The Lost Art of Staring Into Space

Elizabeth Benedict

"Which do you prefer -- sex or a pastrami sandwich?" one guy asks another, though it's not a proposition but a light-hearted survey. "To tell you the truth," the other guy says, "sometimes the sandwich." This exchange is lodged in my memory, overheard a dozen years ago at a restaurant.

It reminds me of a scene from last Sunday at the Buttercup Bake Shop near my apartment, a heartbreaking power struggle involving competing temptations: technology, love and sugar. I watched a girl, about 10 years old, eat a cupcake and try to get her mother's attention, but Mom had eyes and fingers only for her iPhone. There was no evidence she'd even eaten a cupcake. She scrolled through emails for the entire time I sat next to them, 20 minutes. iPhone 1 - Cupcake 0. iPhone 1 - Daughter 0.
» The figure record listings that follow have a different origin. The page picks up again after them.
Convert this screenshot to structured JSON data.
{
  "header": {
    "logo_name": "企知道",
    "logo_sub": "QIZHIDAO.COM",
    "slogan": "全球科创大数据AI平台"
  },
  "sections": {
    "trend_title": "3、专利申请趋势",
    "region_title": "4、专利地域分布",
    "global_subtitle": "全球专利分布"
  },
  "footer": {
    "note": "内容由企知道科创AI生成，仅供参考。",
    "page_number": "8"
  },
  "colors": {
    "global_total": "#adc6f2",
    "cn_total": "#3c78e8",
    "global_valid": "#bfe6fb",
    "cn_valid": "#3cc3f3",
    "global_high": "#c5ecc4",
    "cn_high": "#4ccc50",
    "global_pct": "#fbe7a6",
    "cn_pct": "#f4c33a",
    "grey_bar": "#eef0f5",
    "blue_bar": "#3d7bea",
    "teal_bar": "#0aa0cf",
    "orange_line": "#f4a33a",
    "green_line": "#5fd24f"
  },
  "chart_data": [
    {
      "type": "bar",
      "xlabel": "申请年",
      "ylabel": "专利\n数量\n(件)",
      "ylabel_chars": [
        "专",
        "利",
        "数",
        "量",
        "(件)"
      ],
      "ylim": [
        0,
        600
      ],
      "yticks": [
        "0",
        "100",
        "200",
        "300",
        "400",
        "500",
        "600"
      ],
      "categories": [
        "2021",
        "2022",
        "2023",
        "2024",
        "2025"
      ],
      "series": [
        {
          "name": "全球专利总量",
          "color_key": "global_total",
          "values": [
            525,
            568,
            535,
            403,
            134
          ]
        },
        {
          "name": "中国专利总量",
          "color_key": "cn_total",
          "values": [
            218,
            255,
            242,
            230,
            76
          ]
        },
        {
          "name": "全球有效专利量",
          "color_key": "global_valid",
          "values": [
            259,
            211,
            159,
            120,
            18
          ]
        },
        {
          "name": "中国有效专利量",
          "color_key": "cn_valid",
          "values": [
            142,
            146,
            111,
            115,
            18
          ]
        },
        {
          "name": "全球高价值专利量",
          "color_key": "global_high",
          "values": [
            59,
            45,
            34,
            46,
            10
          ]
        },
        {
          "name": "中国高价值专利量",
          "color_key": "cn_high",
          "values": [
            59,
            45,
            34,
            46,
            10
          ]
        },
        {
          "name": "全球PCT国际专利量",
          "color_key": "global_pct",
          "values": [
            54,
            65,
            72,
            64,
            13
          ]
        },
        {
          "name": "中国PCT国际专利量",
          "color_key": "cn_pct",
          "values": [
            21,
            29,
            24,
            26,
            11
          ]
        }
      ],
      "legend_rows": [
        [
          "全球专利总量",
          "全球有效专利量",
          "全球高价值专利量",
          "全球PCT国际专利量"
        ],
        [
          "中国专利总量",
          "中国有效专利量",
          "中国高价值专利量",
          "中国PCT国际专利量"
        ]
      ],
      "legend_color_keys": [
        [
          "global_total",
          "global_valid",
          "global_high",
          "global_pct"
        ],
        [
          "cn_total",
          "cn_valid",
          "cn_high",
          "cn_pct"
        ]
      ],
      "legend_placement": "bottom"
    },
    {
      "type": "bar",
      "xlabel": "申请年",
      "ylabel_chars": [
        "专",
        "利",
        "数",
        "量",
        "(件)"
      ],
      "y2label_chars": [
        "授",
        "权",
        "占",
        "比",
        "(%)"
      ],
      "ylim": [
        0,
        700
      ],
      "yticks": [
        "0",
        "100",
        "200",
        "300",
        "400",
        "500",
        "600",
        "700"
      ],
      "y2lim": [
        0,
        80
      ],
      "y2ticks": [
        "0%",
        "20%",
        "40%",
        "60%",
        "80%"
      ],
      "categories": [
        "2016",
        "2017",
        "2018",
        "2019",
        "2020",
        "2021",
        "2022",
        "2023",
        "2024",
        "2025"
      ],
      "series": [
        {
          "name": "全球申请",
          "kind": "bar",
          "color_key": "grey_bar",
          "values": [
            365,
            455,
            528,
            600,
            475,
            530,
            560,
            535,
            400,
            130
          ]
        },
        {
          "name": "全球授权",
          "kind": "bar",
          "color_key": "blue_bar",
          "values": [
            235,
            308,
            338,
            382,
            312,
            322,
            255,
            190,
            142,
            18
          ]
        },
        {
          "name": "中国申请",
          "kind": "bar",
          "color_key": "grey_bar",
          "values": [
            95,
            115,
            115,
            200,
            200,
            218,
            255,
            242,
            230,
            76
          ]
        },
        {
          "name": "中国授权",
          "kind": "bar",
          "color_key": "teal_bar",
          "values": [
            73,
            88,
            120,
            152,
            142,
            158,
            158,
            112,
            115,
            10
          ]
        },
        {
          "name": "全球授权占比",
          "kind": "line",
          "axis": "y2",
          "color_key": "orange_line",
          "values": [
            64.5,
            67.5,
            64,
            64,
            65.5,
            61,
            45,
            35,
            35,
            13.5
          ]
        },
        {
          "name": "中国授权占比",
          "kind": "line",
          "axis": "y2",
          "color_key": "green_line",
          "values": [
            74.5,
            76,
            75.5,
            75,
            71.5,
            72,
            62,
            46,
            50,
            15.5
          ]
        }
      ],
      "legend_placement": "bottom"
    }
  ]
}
It made me sad to see the girl looking so bereft -- and stuffing her face with mounds of sugar while Addict Mommie's eyes bored into the screen affixed to her palm. And sadder still because I had just finished Susan Maushart's terrific book about this very problem -- our screen fixation and what it does to family life. The title says more than most do: The Winter of Our Disconnect: How Three Totally Wired Teenagers (and a Mother Who Slept with Her iPhone) Pulled the Plug on Their Technology and Lived to the Tell the Tale.

It's one of a number of smart new books that examines the down sides of our brave new world. Evgeny Morozov's Net Delusion: the Dark Side of Internet Freedom argues that the Internet does not have a liberal, pro-democracy bias, and that repressive governments use it more than we know to further their nefarious aims. MIT professor Sherry Turkle's Alone Together: Why We Expect More From Technology and Less from Each Other is another title that says a great deal about where we are - and where we might be headed.